【Nikon】初心者をはじめとするすべての人に感動を与えてくれるズームレンズ
秋の深まりとともに、色づいた木々や落ち葉の絨毯が訪れる人をやさしく迎えてくれる季節になりました。
今回は、Nikon Zf に Z 24-120mm F4 S を組み合わせて、近くの公園を散策しながら撮影を楽しんできました。クラシックなデザインをまといながらも、最新のAFや強力な手ブレ補正を備えた Nikon Z f と、広角から中望遠までを一本でカバーする万能ズームと呼べる NIKKOR Z 24-120mm F4 S。この組み合わせは、ゆったりと移り変わる秋の表情を記録するのにぴったりです。
土の上に転がるどんぐりが目に留まり、思わずしゃがんでシャッターを切りました。幼い頃にはポケットをパンパンにするほど詰め込んだり、体験教室や授業で工作の材料にしたものです。落ち葉の色合いやどんぐりの艶、土の質感までしっかり描写してくれています。
落ち葉の舞うなか濃いピンクが一際目を惹きます。
いまの季節に咲く花や木の実など、色づくものを探して被写体にしがちです。中望遠側で背景を大きくぼかすことで、主役の花が柔らかく浮かび上がりました。ズーム全域でボケが自然な印象で、植物の撮影にも非常に相性が良いと実感します。

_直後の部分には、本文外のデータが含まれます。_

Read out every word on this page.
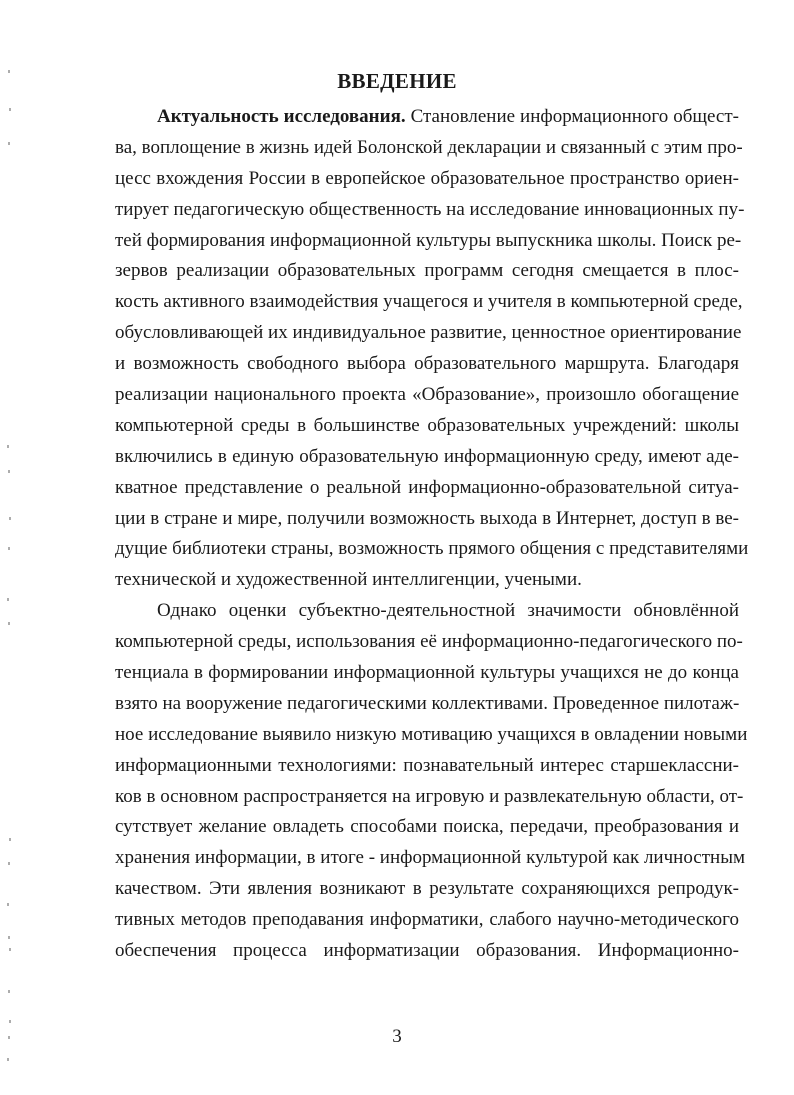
ВВЕДЕНИЕ
Актуальность исследования. Становление информационного общест-
ва, воплощение в жизнь идей Болонской декларации и связанный с этим про-
цесс вхождения России в европейское образовательное пространство ориен-
тирует педагогическую общественность на исследование инновационных пу-
тей формирования информационной культуры выпускника школы. Поиск ре-
зервов реализации образовательных программ сегодня смещается в плос-
кость активного взаимодействия учащегося и учителя в компьютерной среде,
обусловливающей их индивидуальное развитие, ценностное ориентирование
и возможность свободного выбора образовательного маршрута. Благодаря
реализации национального проекта «Образование», произошло обогащение
компьютерной среды в большинстве образовательных учреждений: школы
включились в единую образовательную информационную среду, имеют аде-
кватное представление о реальной информационно-образовательной ситуа-
ции в стране и мире, получили возможность выхода в Интернет, доступ в ве-
дущие библиотеки страны, возможность прямого общения с представителями
технической и художественной интеллигенции, учеными.
Однако оценки субъектно-деятельностной значимости обновлённой
компьютерной среды, использования её информационно-педагогического по-
тенциала в формировании информационной культуры учащихся не до конца
взято на вооружение педагогическими коллективами. Проведенное пилотаж-
ное исследование выявило низкую мотивацию учащихся в овладении новыми
информационными технологиями: познавательный интерес старшеклассни-
ков в основном распространяется на игровую и развлекательную области, от-
сутствует желание овладеть способами поиска, передачи, преобразования и
хранения информации, в итоге - информационной культурой как личностным
качеством. Эти явления возникают в результате сохраняющихся репродук-
тивных методов преподавания информатики, слабого научно-методического
обеспечения процесса информатизации образования. Информационно-
3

花壇では新しく植え付けられた植物が一列に並んでいました。しゃがみこんでカメラを構え、手前の苗を強調した構図で撮影しています。流石にどの植物なのか分かりませんが、定期的に訪れる公園なのでどんな風に成長していくのか見守りたいと思います。
濃い緑の葉に入った黄色い模様、赤くて丸い実。大きな木ですがこうして切り取ってみると、気が早いですがポインセチアを想起させます。
薄暗いトンネルを抜けた先の小川はカワセミスポットです。毎回足音を忍ばせながら歩いて今日はいるかいないか、どきどきしながら向かっています。この日は通りすがりにカメラを携えた人にカワセミがいると教えてもらえました。カメラを通したちょっとした交流に心があたたかくなります。
カワセミのいる小川に接する小道の斜面は彼岸花が群生する見どころのひとつ。彼岸花の咲き終わったいまではシダ植物が黄色く色づいて綺麗な絨毯のようでした。ちょうど人のいなくなったタイミングを見計らいシャッターを切りました。
ここまで寄ったり望遠側で撮影したりと続いたので広角側でも撮影してみます。よく見ると左下のベンチに座る人影が。軽く小山のようになっているのですが、木々の大きさがよくわかる1枚、一部が紅葉しています。

冬鳥であるヒドリガモが群れをなして泳いでいました。水生植物の林の中に入り込んでいたり池を群れで泳いでいたりと観察するだけでも楽しいです。
続いて白い羽毛が眩しいコサギ。
一歩ずつ歩いては水中で脚を小刻みに動かし食事中のようでした。
色づいた紅葉にフォーカスした1枚。程よい後ボケで色づく前の紅葉と合わせて撮影してみました。全体的に紅葉するにはもう少しかかりそうです。
秋の被写体に選びがちなススキと背景に色づく木々たち。
小鳥の囀りが多く聞こえましたが姿は見えず。シジュウカラやモズがいそうな雰囲気でした。
緑から赤へ変わる紅葉がグラデーションのようになっていました。ぱきっとしたコントラストの高い紅葉も良いですが、明るめの露出でふんわりとした紅葉もいいものです。
秋の公園は、時間帯や場所によって表情が大きく変わり、一度の散策でも多彩なシーンに出会える魅力があります。
今回使用した組み合わせは、その柔らかな光や色彩を余すことなく切り取ってくれます。
広角で風景をダイナミックに捉えつつ、ふと気になる被写体を中望遠で切り取る、そんな自由な撮影が一本のレンズで完結するのは大きなメリットであり、何気ない瞬間でもシャッターをきってみると思わず感動するような1枚が撮影できることもしばしば。
レトロな佇まいと現代的な描写性能を併せ持つ Nikon Z f と、汎用性の高い NIKKOR Z 24-120mm F4 S の組み合わせは、のんびり散策しながらの撮影にも本気で作品を狙う場面にも対応できる万能の組み合わせといえます。
季節がまた次の景色へ移り変わるときも、このセットとともに公園を歩きながら小さな発見を写真に残していきたいと思います。